4. Cover the pot and cook over high heat until steam escapes from beneath the lid, 3 to 6 minutes. This is a critical step in preparing the rice to avoid overcooking it. Once you see the steam, reduce the heat to low and cook until the rice is tender and all the water is gone, another 20 minutes. Serve immediately.

Haft Mewa (Seven Fruits)

Recipe from Farida Ayubi and Durkhanai Ayubi

Adapted by Naz Deravian

Haft mewa, which means seven fruits in Persian, is a symbolic compote of dried fruits and nuts traditionally prepared for Afghan Nowruz, the celebration of the new year and vernal equinox.
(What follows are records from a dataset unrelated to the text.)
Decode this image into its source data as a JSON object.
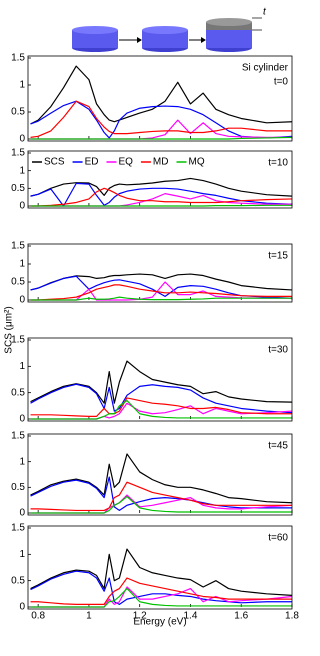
{
  "figure": {
    "xlabel": "Energy (eV)",
    "ylabel": "SCS (μm²)",
    "schematic_label": "t"
  },
  "chart_data": [
    {
      "type": "line",
      "annotations": [
        "Si cylinder",
        "t=0"
      ],
      "xlim": [
        0.76,
        1.8
      ],
      "ylim": [
        0,
        1.5
      ],
      "xticks": [
        0.8,
        1,
        1.2,
        1.4,
        1.6,
        1.8
      ],
      "yticks": [
        0,
        0.5,
        1,
        1.5
      ],
      "show_xtick_labels": false,
      "x": [
        0.77,
        0.8,
        0.85,
        0.9,
        0.95,
        1.0,
        1.03,
        1.06,
        1.08,
        1.1,
        1.12,
        1.15,
        1.2,
        1.25,
        1.3,
        1.35,
        1.4,
        1.45,
        1.5,
        1.55,
        1.6,
        1.7,
        1.8
      ],
      "series": [
        {
          "name": "SCS",
          "color": "#000000",
          "values": [
            0.28,
            0.35,
            0.6,
            0.95,
            1.35,
            1.1,
            0.65,
            0.45,
            0.35,
            0.32,
            0.35,
            0.4,
            0.48,
            0.55,
            0.7,
            1.05,
            0.65,
            0.85,
            0.55,
            0.45,
            0.38,
            0.3,
            0.32
          ]
        },
        {
          "name": "ED",
          "color": "#0000ff",
          "values": [
            0.28,
            0.33,
            0.48,
            0.62,
            0.7,
            0.55,
            0.35,
            0.12,
            0.02,
            0.15,
            0.35,
            0.48,
            0.57,
            0.6,
            0.61,
            0.6,
            0.55,
            0.45,
            0.3,
            0.15,
            0.05,
            0.02,
            0.05
          ]
        },
        {
          "name": "EQ",
          "color": "#ff00ff",
          "values": [
            0,
            0,
            0,
            0,
            0,
            0,
            0,
            0,
            0,
            0,
            0,
            0,
            0,
            0.02,
            0.08,
            0.35,
            0.1,
            0.3,
            0.1,
            0.05,
            0.04,
            0.03,
            0.03
          ]
        },
        {
          "name": "MD",
          "color": "#ff0000",
          "values": [
            0.03,
            0.05,
            0.15,
            0.4,
            0.7,
            0.6,
            0.38,
            0.22,
            0.14,
            0.1,
            0.1,
            0.1,
            0.12,
            0.14,
            0.15,
            0.15,
            0.12,
            0.12,
            0.15,
            0.2,
            0.2,
            0.15,
            0.15
          ]
        },
        {
          "name": "MQ",
          "color": "#00c000",
          "values": [
            0,
            0,
            0,
            0,
            0,
            0,
            0,
            0,
            0,
            0,
            0,
            0,
            0,
            0,
            0,
            0,
            0,
            0,
            0,
            0,
            0.01,
            0.02,
            0.03
          ]
        }
      ]
    },
    {
      "type": "line",
      "annotations": [
        "t=10"
      ],
      "legend": "upper left",
      "xlim": [
        0.76,
        1.8
      ],
      "ylim": [
        0,
        1.5
      ],
      "xticks": [
        0.8,
        1,
        1.2,
        1.4,
        1.6,
        1.8
      ],
      "yticks": [
        0,
        0.5,
        1,
        1.5
      ],
      "show_xtick_labels": false,
      "x": [
        0.77,
        0.8,
        0.85,
        0.9,
        0.95,
        1.0,
        1.03,
        1.06,
        1.08,
        1.1,
        1.12,
        1.15,
        1.2,
        1.25,
        1.3,
        1.35,
        1.4,
        1.45,
        1.5,
        1.55,
        1.6,
        1.7,
        1.8
      ],
      "series": [
        {
          "name": "SCS",
          "color": "#000000",
          "values": [
            0.28,
            0.33,
            0.5,
            0.62,
            0.66,
            0.65,
            0.55,
            0.3,
            0.5,
            0.58,
            0.62,
            0.6,
            0.62,
            0.65,
            0.7,
            0.72,
            0.78,
            0.72,
            0.62,
            0.5,
            0.42,
            0.32,
            0.28
          ]
        },
        {
          "name": "ED",
          "color": "#0000ff",
          "values": [
            0.28,
            0.33,
            0.48,
            0,
            0.64,
            0.62,
            0.3,
            0.02,
            0.1,
            0.25,
            0.35,
            0.42,
            0.48,
            0.5,
            0.5,
            0.48,
            0.42,
            0.35,
            0.3,
            0.22,
            0.15,
            0.08,
            0.05
          ]
        },
        {
          "name": "EQ",
          "color": "#ff00ff",
          "values": [
            0,
            0,
            0,
            0,
            0,
            0,
            0,
            0,
            0,
            0,
            0,
            0.03,
            0.1,
            0.2,
            0.35,
            0.28,
            0.2,
            0.3,
            0.15,
            0.1,
            0.08,
            0.05,
            0.05
          ]
        },
        {
          "name": "MD",
          "color": "#ff0000",
          "values": [
            0,
            0,
            0.02,
            0.05,
            0.1,
            0.2,
            0.4,
            0.5,
            0.45,
            0.38,
            0.3,
            0.22,
            0.15,
            0.15,
            0.12,
            0.12,
            0.1,
            0.1,
            0.1,
            0.12,
            0.15,
            0.18,
            0.2
          ]
        },
        {
          "name": "MQ",
          "color": "#00c000",
          "values": [
            0,
            0,
            0,
            0,
            0,
            0,
            0,
            0,
            0,
            0,
            0,
            0,
            0,
            0,
            0,
            0,
            0,
            0,
            0.01,
            0.01,
            0.01,
            0.02,
            0.02
          ]
        }
      ]
    },
    {
      "type": "line",
      "annotations": [
        "t=15"
      ],
      "xlim": [
        0.76,
        1.8
      ],
      "ylim": [
        0,
        1.5
      ],
      "xticks": [
        0.8,
        1,
        1.2,
        1.4,
        1.6,
        1.8
      ],
      "yticks": [
        0,
        0.5,
        1,
        1.5
      ],
      "show_xtick_labels": false,
      "x": [
        0.77,
        0.8,
        0.85,
        0.9,
        0.95,
        1.0,
        1.03,
        1.06,
        1.08,
        1.1,
        1.12,
        1.15,
        1.2,
        1.25,
        1.3,
        1.35,
        1.4,
        1.45,
        1.5,
        1.55,
        1.6,
        1.7,
        1.8
      ],
      "series": [
        {
          "name": "SCS",
          "color": "#000000",
          "values": [
            0.28,
            0.33,
            0.48,
            0.6,
            0.67,
            0.65,
            0.6,
            0.62,
            0.66,
            0.68,
            0.68,
            0.7,
            0.72,
            0.7,
            0.6,
            0.7,
            0.72,
            0.68,
            0.58,
            0.5,
            0.4,
            0.32,
            0.28
          ]
        },
        {
          "name": "ED",
          "color": "#0000ff",
          "values": [
            0.28,
            0.33,
            0.47,
            0.6,
            0.66,
            0.3,
            0.4,
            0.48,
            0.52,
            0.55,
            0.56,
            0.52,
            0.45,
            0.3,
            0.1,
            0.35,
            0.4,
            0.38,
            0.3,
            0.2,
            0.12,
            0.08,
            0.05
          ]
        },
        {
          "name": "EQ",
          "color": "#ff00ff",
          "values": [
            0,
            0,
            0,
            0,
            0,
            0.3,
            0,
            0,
            0,
            0,
            0,
            0,
            0.02,
            0.08,
            0.5,
            0.15,
            0.15,
            0.25,
            0.1,
            0.08,
            0.06,
            0.05,
            0.05
          ]
        },
        {
          "name": "MD",
          "color": "#ff0000",
          "values": [
            0,
            0,
            0.02,
            0.04,
            0.08,
            0.2,
            0.3,
            0.35,
            0.38,
            0.42,
            0.42,
            0.38,
            0.3,
            0.25,
            0.2,
            0.2,
            0.22,
            0.2,
            0.18,
            0.15,
            0.12,
            0.1,
            0.1
          ]
        },
        {
          "name": "MQ",
          "color": "#00c000",
          "values": [
            0,
            0,
            0,
            0,
            0,
            0.05,
            0.02,
            0.02,
            0.03,
            0.05,
            0.08,
            0.05,
            0.02,
            0.01,
            0.01,
            0.01,
            0.02,
            0.03,
            0.05,
            0.05,
            0.05,
            0.05,
            0.05
          ]
        }
      ]
    },
    {
      "type": "line",
      "annotations": [
        "t=30"
      ],
      "xlim": [
        0.76,
        1.8
      ],
      "ylim": [
        0,
        1.5
      ],
      "xticks": [
        0.8,
        1,
        1.2,
        1.4,
        1.6,
        1.8
      ],
      "yticks": [
        0,
        0.5,
        1,
        1.5
      ],
      "show_xtick_labels": false,
      "x": [
        0.77,
        0.8,
        0.85,
        0.9,
        0.95,
        1.0,
        1.03,
        1.06,
        1.08,
        1.1,
        1.12,
        1.15,
        1.2,
        1.25,
        1.3,
        1.35,
        1.4,
        1.45,
        1.5,
        1.55,
        1.6,
        1.7,
        1.8
      ],
      "series": [
        {
          "name": "SCS",
          "color": "#000000",
          "values": [
            0.33,
            0.4,
            0.52,
            0.62,
            0.67,
            0.62,
            0.5,
            0.3,
            0.9,
            0.3,
            0.7,
            1.1,
            0.9,
            0.75,
            0.7,
            0.65,
            0.62,
            0.48,
            0.52,
            0.42,
            0.38,
            0.33,
            0.32
          ]
        },
        {
          "name": "ED",
          "color": "#0000ff",
          "values": [
            0.3,
            0.38,
            0.5,
            0.6,
            0.66,
            0.6,
            0.48,
            0.2,
            0.6,
            0.15,
            0.2,
            0.45,
            0.62,
            0.65,
            0.62,
            0.6,
            0.55,
            0.4,
            0.3,
            0.25,
            0.2,
            0.15,
            0.12
          ]
        },
        {
          "name": "EQ",
          "color": "#ff00ff",
          "values": [
            0,
            0,
            0,
            0,
            0,
            0,
            0,
            0.05,
            0.02,
            0.05,
            0.1,
            0.3,
            0.15,
            0.1,
            0.12,
            0.18,
            0.25,
            0.1,
            0.2,
            0.15,
            0.1,
            0.12,
            0.15
          ]
        },
        {
          "name": "MD",
          "color": "#ff0000",
          "values": [
            0.08,
            0.08,
            0.08,
            0.07,
            0.06,
            0.05,
            0.05,
            0.2,
            0.1,
            0.1,
            0.15,
            0.4,
            0.35,
            0.3,
            0.28,
            0.25,
            0.2,
            0.2,
            0.22,
            0.18,
            0.12,
            0.1,
            0.1
          ]
        },
        {
          "name": "MQ",
          "color": "#00c000",
          "values": [
            0,
            0,
            0,
            0,
            0,
            0,
            0,
            0.05,
            0.1,
            0.1,
            0.25,
            0.35,
            0.1,
            0.05,
            0.03,
            0.02,
            0.02,
            0.02,
            0.02,
            0.02,
            0.02,
            0.02,
            0.02
          ]
        }
      ]
    },
    {
      "type": "line",
      "annotations": [
        "t=45"
      ],
      "xlim": [
        0.76,
        1.8
      ],
      "ylim": [
        0,
        1.5
      ],
      "xticks": [
        0.8,
        1,
        1.2,
        1.4,
        1.6,
        1.8
      ],
      "yticks": [
        0,
        0.5,
        1,
        1.5
      ],
      "show_xtick_labels": false,
      "x": [
        0.77,
        0.8,
        0.85,
        0.9,
        0.95,
        1.0,
        1.03,
        1.06,
        1.08,
        1.1,
        1.12,
        1.15,
        1.2,
        1.25,
        1.3,
        1.35,
        1.4,
        1.45,
        1.5,
        1.55,
        1.6,
        1.7,
        1.8
      ],
      "series": [
        {
          "name": "SCS",
          "color": "#000000",
          "values": [
            0.35,
            0.42,
            0.55,
            0.62,
            0.66,
            0.6,
            0.5,
            0.35,
            0.95,
            0.5,
            0.6,
            1.15,
            0.8,
            0.65,
            0.55,
            0.5,
            0.5,
            0.45,
            0.38,
            0.3,
            0.28,
            0.22,
            0.2
          ]
        },
        {
          "name": "ED",
          "color": "#0000ff",
          "values": [
            0.33,
            0.4,
            0.52,
            0.6,
            0.64,
            0.58,
            0.48,
            0.3,
            0.7,
            0.12,
            0.05,
            0.15,
            0.22,
            0.28,
            0.3,
            0.28,
            0.25,
            0.2,
            0.15,
            0.12,
            0.1,
            0.1,
            0.1
          ]
        },
        {
          "name": "EQ",
          "color": "#ff00ff",
          "values": [
            0,
            0,
            0,
            0,
            0,
            0,
            0,
            0,
            0.1,
            0.15,
            0.2,
            0.35,
            0.12,
            0.15,
            0.2,
            0.25,
            0.3,
            0.15,
            0.1,
            0.08,
            0.08,
            0.12,
            0.15
          ]
        },
        {
          "name": "MD",
          "color": "#ff0000",
          "values": [
            0.08,
            0.08,
            0.07,
            0.06,
            0.05,
            0.05,
            0.05,
            0.05,
            0.1,
            0.3,
            0.35,
            0.6,
            0.5,
            0.4,
            0.35,
            0.3,
            0.25,
            0.18,
            0.15,
            0.15,
            0.15,
            0.15,
            0.15
          ]
        },
        {
          "name": "MQ",
          "color": "#00c000",
          "values": [
            0,
            0,
            0,
            0,
            0,
            0,
            0,
            0,
            0.05,
            0.15,
            0.2,
            0.32,
            0.1,
            0.05,
            0.03,
            0.02,
            0.02,
            0.02,
            0.02,
            0.02,
            0.02,
            0.02,
            0.02
          ]
        }
      ]
    },
    {
      "type": "line",
      "annotations": [
        "t=60"
      ],
      "xlim": [
        0.76,
        1.8
      ],
      "ylim": [
        0,
        1.5
      ],
      "xticks": [
        0.8,
        1,
        1.2,
        1.4,
        1.6,
        1.8
      ],
      "yticks": [
        0,
        0.5,
        1,
        1.5
      ],
      "show_xtick_labels": true,
      "x": [
        0.77,
        0.8,
        0.85,
        0.9,
        0.95,
        1.0,
        1.03,
        1.06,
        1.08,
        1.1,
        1.12,
        1.15,
        1.2,
        1.25,
        1.3,
        1.35,
        1.4,
        1.45,
        1.5,
        1.55,
        1.6,
        1.7,
        1.8
      ],
      "series": [
        {
          "name": "SCS",
          "color": "#000000",
          "values": [
            0.35,
            0.42,
            0.55,
            0.65,
            0.7,
            0.68,
            0.6,
            0.35,
            1.0,
            0.5,
            0.55,
            1.1,
            0.75,
            0.65,
            0.6,
            0.55,
            0.52,
            0.38,
            0.5,
            0.35,
            0.3,
            0.25,
            0.22
          ]
        },
        {
          "name": "ED",
          "color": "#0000ff",
          "values": [
            0.33,
            0.4,
            0.53,
            0.62,
            0.68,
            0.65,
            0.55,
            0.3,
            0.55,
            0.1,
            0.05,
            0.15,
            0.2,
            0.25,
            0.25,
            0.22,
            0.2,
            0.15,
            0.12,
            0.1,
            0.08,
            0.1,
            0.1
          ]
        },
        {
          "name": "EQ",
          "color": "#ff00ff",
          "values": [
            0,
            0,
            0,
            0,
            0,
            0,
            0,
            0,
            0.15,
            0.05,
            0.1,
            0.38,
            0.15,
            0.15,
            0.2,
            0.25,
            0.35,
            0.1,
            0.2,
            0.1,
            0.12,
            0.15,
            0.2
          ]
        },
        {
          "name": "MD",
          "color": "#ff0000",
          "values": [
            0.1,
            0.1,
            0.08,
            0.06,
            0.05,
            0.05,
            0.05,
            0.05,
            0.2,
            0.3,
            0.35,
            0.55,
            0.45,
            0.4,
            0.35,
            0.3,
            0.25,
            0.2,
            0.18,
            0.15,
            0.15,
            0.15,
            0.15
          ]
        },
        {
          "name": "MQ",
          "color": "#00c000",
          "values": [
            0,
            0,
            0,
            0,
            0,
            0,
            0,
            0,
            0.1,
            0.12,
            0.2,
            0.35,
            0.1,
            0.05,
            0.03,
            0.02,
            0.02,
            0.02,
            0.02,
            0.02,
            0.02,
            0.02,
            0.02
          ]
        }
      ]
    }
  ]
}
Durkhania Ayubi shared this version in her cookbook, “Parwana: Recipes and Stories From an Afghan Kitchen.” She received the recipe from her mother, Farida Ayubi, who grew up making it in Afghanistan and continued the tradition with her family in their adopted home of Adelaide, Australia. Different types of nuts and fruits, which sometimes number more than seven despite the dish’s name, are soaked in water for two days to allow the fruits to plump up and release their natural juices. The nuts are peeled so they don’t make the syrup bitter and murky. — Naz Deravian

Yield: 6 servings

Total time: 1 1/2 hours, plus soaking and 2 days’ chilling

1/3 cup/50 grams whole raw almonds

6 tablespoons/50 grams shelled raw pistachios

1/2 cup/50 grams walnut halves (optional; see Tip)

1 cup/150 grams golden raisins, rinsed

1/3 cup/50 grams dried large apricots, about 8, rinsed

1/3 cup/50 grams black raisins, rinsed

1/3 cup/50 grams senjed (oleaster), about 25, rinsed (see Tip)

1/4 cup/50 grams whole dried sour apricots with seeds, about 10, rinsed (see Tip)

1. Bring 3 cups of water to a boil. Place each variety of nut in a separate medium heatproof bowl and cover each variety with some of the just-boiled water. Soak the almonds and pistachios for about 1 hour, and soak the walnuts overnight (if using) to help the skins peel off. Almond and pistachio skins slip off fairly easily; walnuts take more effort. Once the skins are softened, drain the nuts and use your fingers to rub off the skins. Rinse the peeled nuts and place them all in one bowl.


2. In a medium pot with a lid, bring 5 cups of water to a boil. Remove from the heat and carefully add the nuts and all of the dried fruits to the pot. Cover and set aside to cool at room temperature. Once cool, cover and refrigerate for 48 hours to allow the flavors to fully develop.

3. Serve chilled, ladling some syrupy soaking liquid into each bowl. Be mindful that the senjed and whole dried apricots have seeds. Haft mewa will keep refrigerated in an airtight container for up to 1 week.


Peeling walnuts can be an arduous task, so you can leave them out and add more almonds and pistachios instead.

Senjed and whole dried sour apricots with seeds can be found at Afghan or Iranian markets, and online. They are a hallmark of the dish, but can be substituted with other dried fruits, such as figs and cherries.